Dans La décision, vous embrassez une nouvelle fois un sujet brûlant. Qu’est-ce qui vous a amené à vous intéresser au quotidien de juges d’instruction antiterroristes ?
Depuis les attentats du 11 septembre, la thématique du terrorisme me hante. En 2007, j’avais assisté à deux grands procès pour association de malfaiteurs en vue d’une entreprise terroriste. Dans la salle d’audience attenante, les journalistes de Charlie Hebdo étaient jugés pour leurs caricatures et devant cette même salle, des islamistes vociféraient à leur encontre. Lorsque l’attentat de Charlie Hebdo a eu lieu, je me suis dit que les choses étaient en germe depuis longtemps mais qu’on n’avait pas voulu les voir. On a beaucoup d’éléments sur les auteurs des attentats, sur les victimes, mais on ne sait rien des juges antiterroristes. Qui sont ces hommes et ces femmes de l’ombre qui dirigent les enquêtes, mènent les interrogatoires des mis en cause ? Dans la continuité de ce que j’avais fait pour Les Choses Humaines, je voulais explorer la face la plus sombre de l’humanité à travers le quotidien d’une juge confrontée à l’opacité humaine.
Quel travail avez-vous entrepris pour rendre compte de ce milieu avec justesse ?

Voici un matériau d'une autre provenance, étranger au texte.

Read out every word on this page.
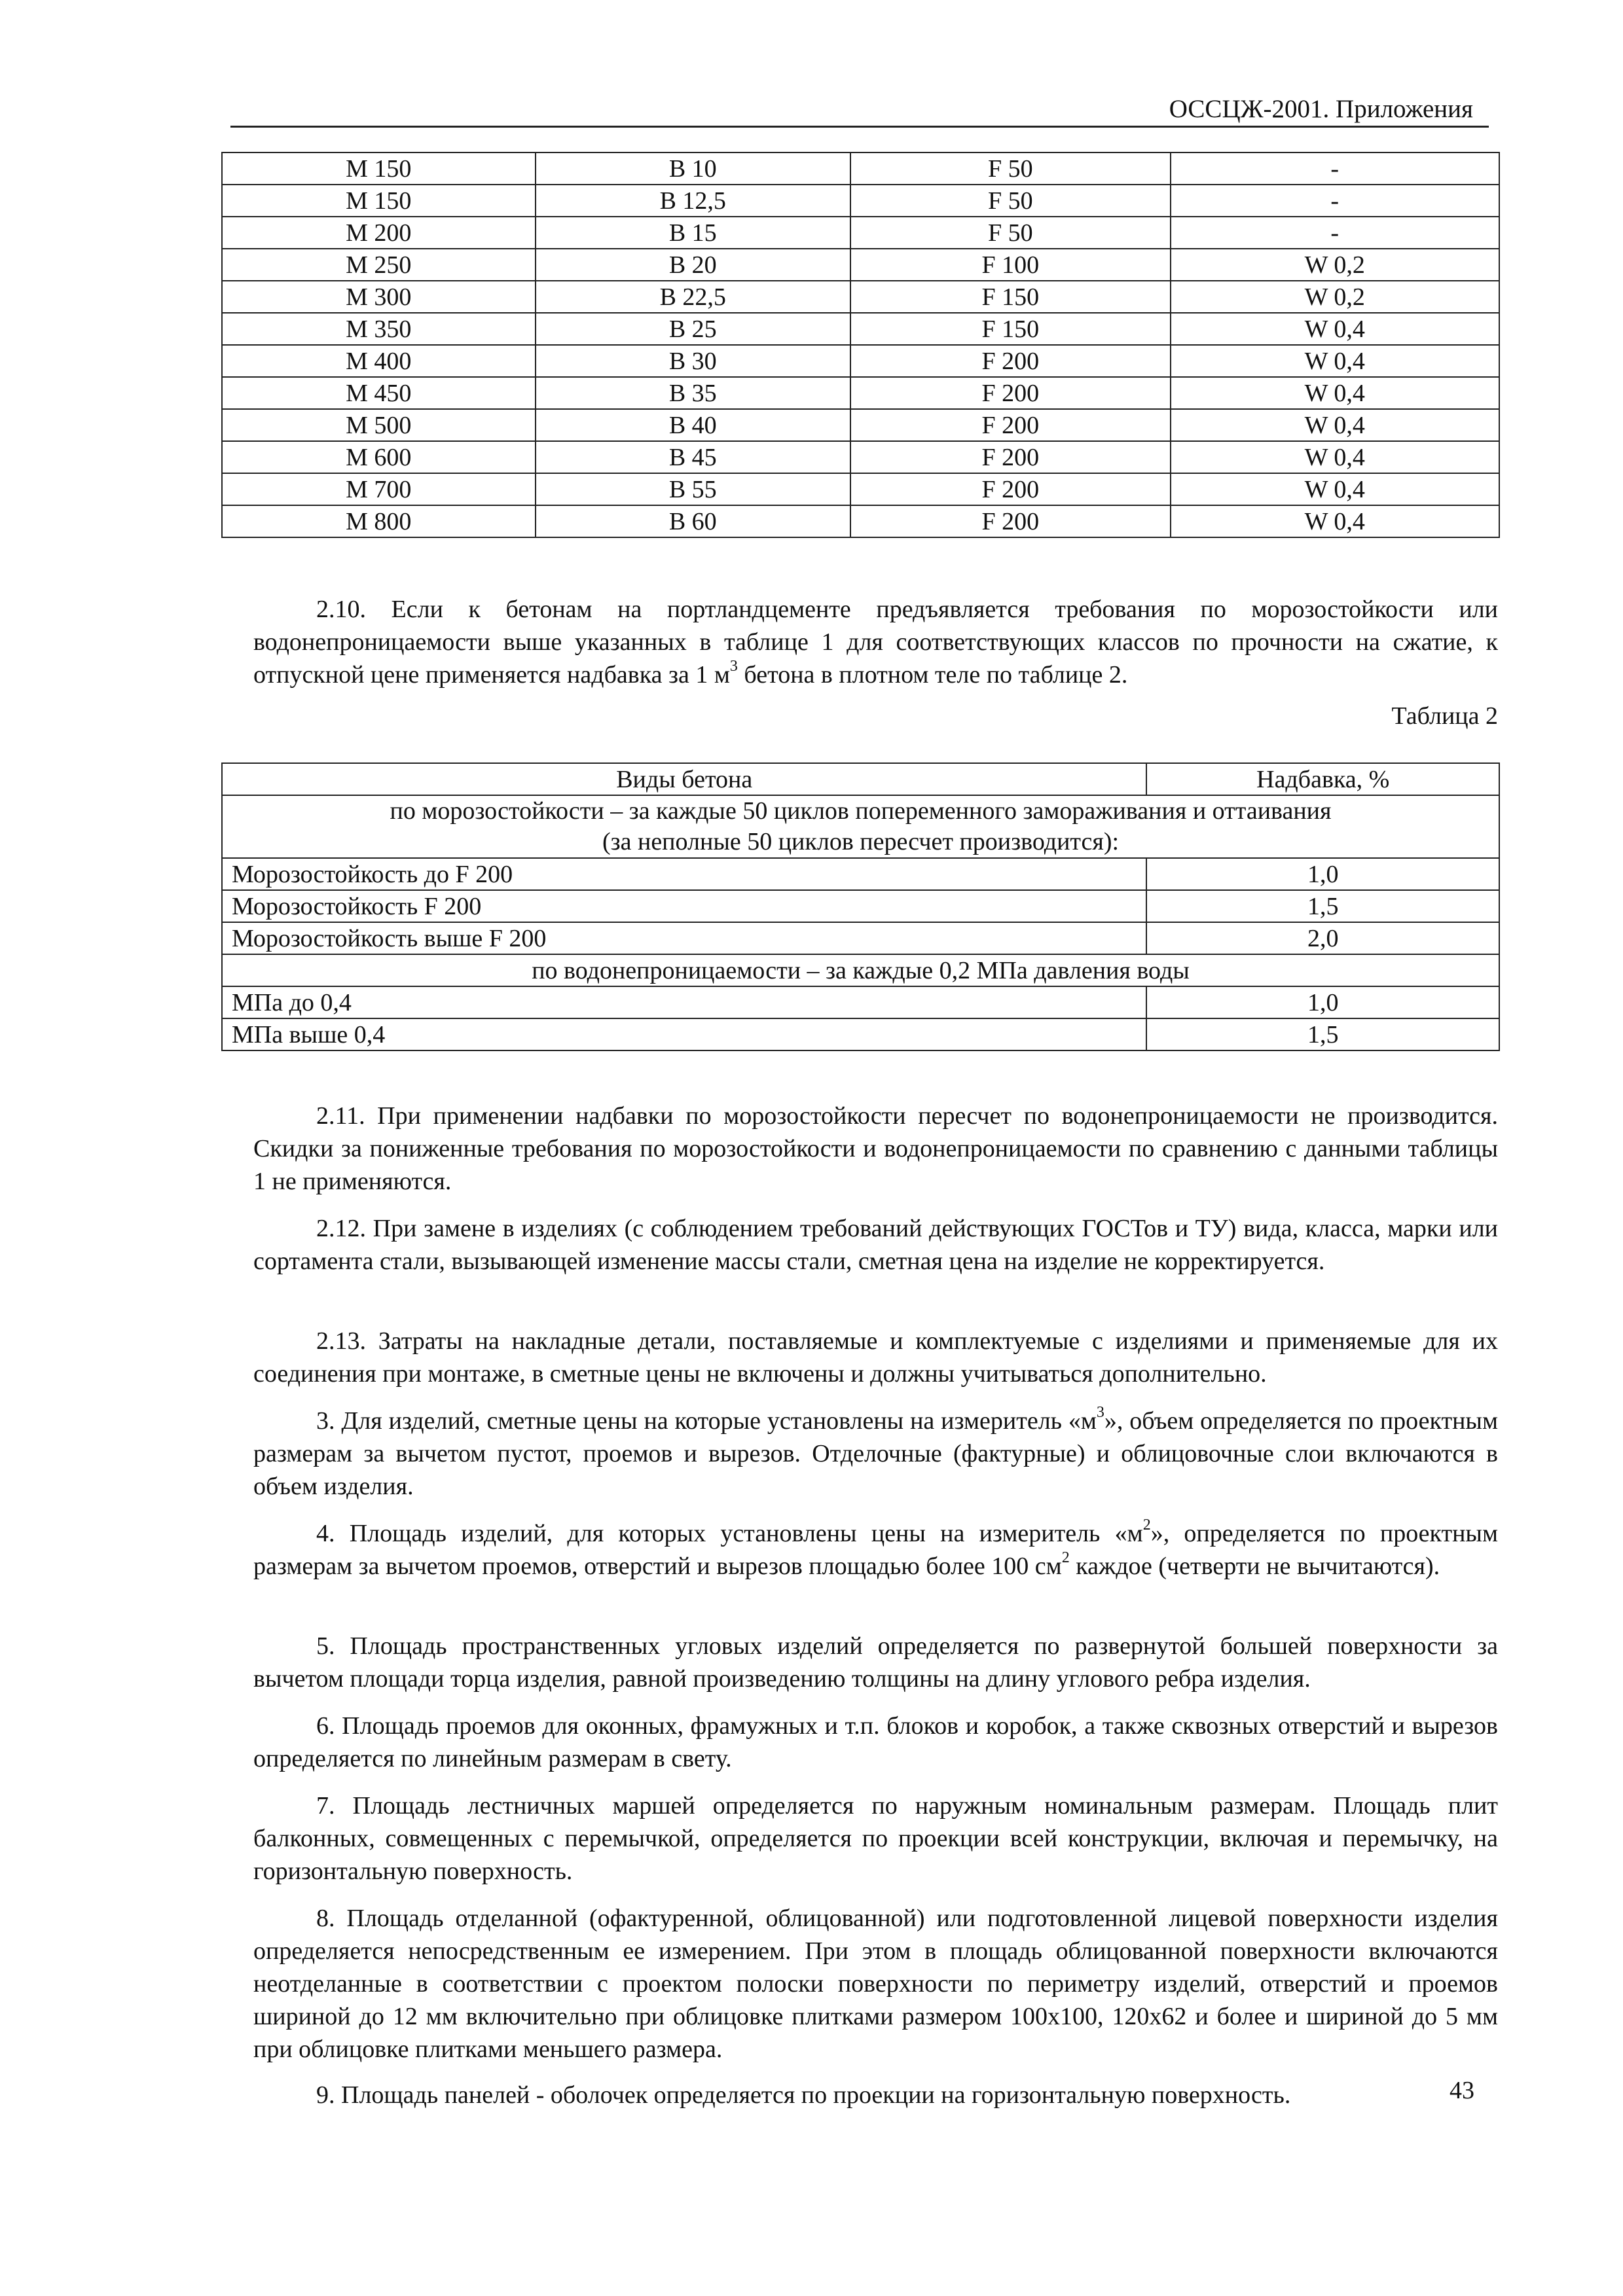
ОССЦЖ-2001. Приложения
М 150	В 10	F 50	-
М 150	В 12,5	F 50	-
М 200	В 15	F 50	-
М 250	В 20	F 100	W 0,2
М 300	В 22,5	F 150	W 0,2
М 350	В 25	F 150	W 0,4
М 400	В 30	F 200	W 0,4
М 450	В 35	F 200	W 0,4
М 500	В 40	F 200	W 0,4
М 600	В 45	F 200	W 0,4
М 700	В 55	F 200	W 0,4
М 800	В 60	F 200	W 0,4
2.10. Если к бетонам на портландцементе предъявляется требования по морозостойкости или водонепроницаемости выше указанных в таблице 1 для соответствующих классов по прочности на сжатие, к отпускной цене применяется надбавка за 1 $м^3$ бетона в плотном теле по таблице 2.
Таблица 2
Виды бетона	Надбавка, %

по морозостойкости – за каждые 50 циклов попеременного замораживания и оттаивания
(за неполные 50 циклов пересчет производится):	

Морозостойкость до F 200	1,0
Морозостойкость F 200	1,5
Морозостойкость выше F 200	2,0
по водонепроницаемости – за каждые 0,2 МПа давления воды	
МПа до 0,4	1,0
МПа выше 0,4	1,5
2.11. При применении надбавки по морозостойкости пересчет по водонепроницаемости не производится. Скидки за пониженные требования по морозостойкости и водонепроницаемости по сравнению с данными таблицы 1 не применяются.
2.12. При замене в изделиях (с соблюдением требований действующих ГОСТов и ТУ) вида, класса, марки или сортамента стали, вызывающей изменение массы стали, сметная цена на изделие не корректируется.
2.13. Затраты на накладные детали, поставляемые и комплектуемые с изделиями и применяемые для их соединения при монтаже, в сметные цены не включены и должны учитываться дополнительно.
3. Для изделий, сметные цены на которые установлены на измеритель «$м^3$», объем определяется по проектным размерам за вычетом пустот, проемов и вырезов. Отделочные (фактурные) и облицовочные слои включаются в объем изделия.
4. Площадь изделий, для которых установлены цены на измеритель «$м^2$», определяется по проектным размерам за вычетом проемов, отверстий и вырезов площадью более 100 $см^2$ каждое (четверти не вычитаются).
5. Площадь пространственных угловых изделий определяется по развернутой большей поверхности за вычетом площади торца изделия, равной произведению толщины на длину углового ребра изделия.
6. Площадь проемов для оконных, фрамужных и т.п. блоков и коробок, а также сквозных отверстий и вырезов определяется по линейным размерам в свету.
7. Площадь лестничных маршей определяется по наружным номинальным размерам. Площадь плит балконных, совмещенных с перемычкой, определяется по проекции всей конструкции, включая и перемычку, на горизонтальную поверхность.
8. Площадь отделанной (офактуренной, облицованной) или подготовленной лицевой поверхности изделия определяется непосредственным ее измерением. При этом в площадь облицованной поверхности включаются неотделанные в соответствии с проектом полоски поверхности по периметру изделий, отверстий и проемов шириной до 12 мм включительно при облицовке плитками размером 100х100, 120х62 и более и шириной до 5 мм при облицовке плитками меньшего размера.
9. Площадь панелей - оболочек определяется по проекции на горизонтальную поверхность.	43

J’ai rencontré des juges d’instruction antiterroristes, des avocats de jihadistes, un agent du renseignement, des présidents de cour d’assises qui m’ont permis de dessiner ce portrait. Un tel sujet ne peut se contenter de l’imaginaire, il doit être au plus près d’une réalité quotidienne. Je voulais aborder la question des tensions, des menaces de mort, de la pression subie. Les gens n’ont pas conscience de ce qu’implique ce métier où l’on doit chaque jour prendre des mesures pouvant avoir un impact sur la sécurité de la Nation.
Vous parlez d’un métier qui demande un investissement sans limites, dans lequel une simple erreur de discernement peut engager des vies et dans lequel on engage également la sienne.
On ne choisit pas par hasard le pôle antiterroriste, les conditions de travail sont extrêmement difficiles. Il s’agit chez de très nombreux magistrats d’une forme de vocation, d’une volonté de servir son pays, de comprendre les enjeux géopolitiques du moment. Il faut avoir un certain goût pour ce contentieux. L’univers de l’antiterrorisme est très particulier, c’est un métier où on est exposé physiquement, intellectuellement, moralement. Au-delà de cela, j’avais très envie d’écrire un grand portrait de femme. À l’approche de la cinquantaine, Alma est une femme de pouvoir amenée à prendre des décisions capitales, je voulais montrer les répercussions que cela pouvait avoir sur sa vie privée. On ne peut pas sortir indemne d’une confrontation quotidienne avec la haine, la mort, la noirceur.
Dans votre livre, vous mêlez deux processus d’écriture différents. Pourquoi ce choix ?
J’utilise la première personne du singulier afin que le lecteur soit dans la tête de la juge et ait l’impression de participer à sa prise de décisions, qu’il ressente ses doutes et ses angoisses. En même temps, j’intègre au récit des interrogatoires afin que le lecteur soit cette fois-ci observateur extérieur et découvre le point de vue de ce jeune homme revenu de Syrie. Son parcours, son enfance, ce qu’il en dit. Ce mélange de procédés crée du rythme et permet de se confronter au réel d’un interrogatoire mais aussi au réel du jihadisme avec toutes ses ambiguïtés et sa complexité. Abdeljalil Kacem affirme qu’il est allé en Syrie pour des raisons humanitaires, qu’il regrette d’être parti. Le rôle d’Alma est de décider si elle le libère sous contrôle judiciaire ou si elle le garde en détention. Kacem est un jeune homme marié, qui vient d’avoir un bébé, il y a chez la juge un désir de sauver ce qui peut l’être. Ce qui l’effraye le plus c’est la peine d’élimination sociale. Même si sa fonction est d’évaluer la dangerosité des personnes qu’elle interroge, elle ne doit jamais perdre de vue qu’elle a face à elle des êtres humains avec des vies et peut-être un avenir.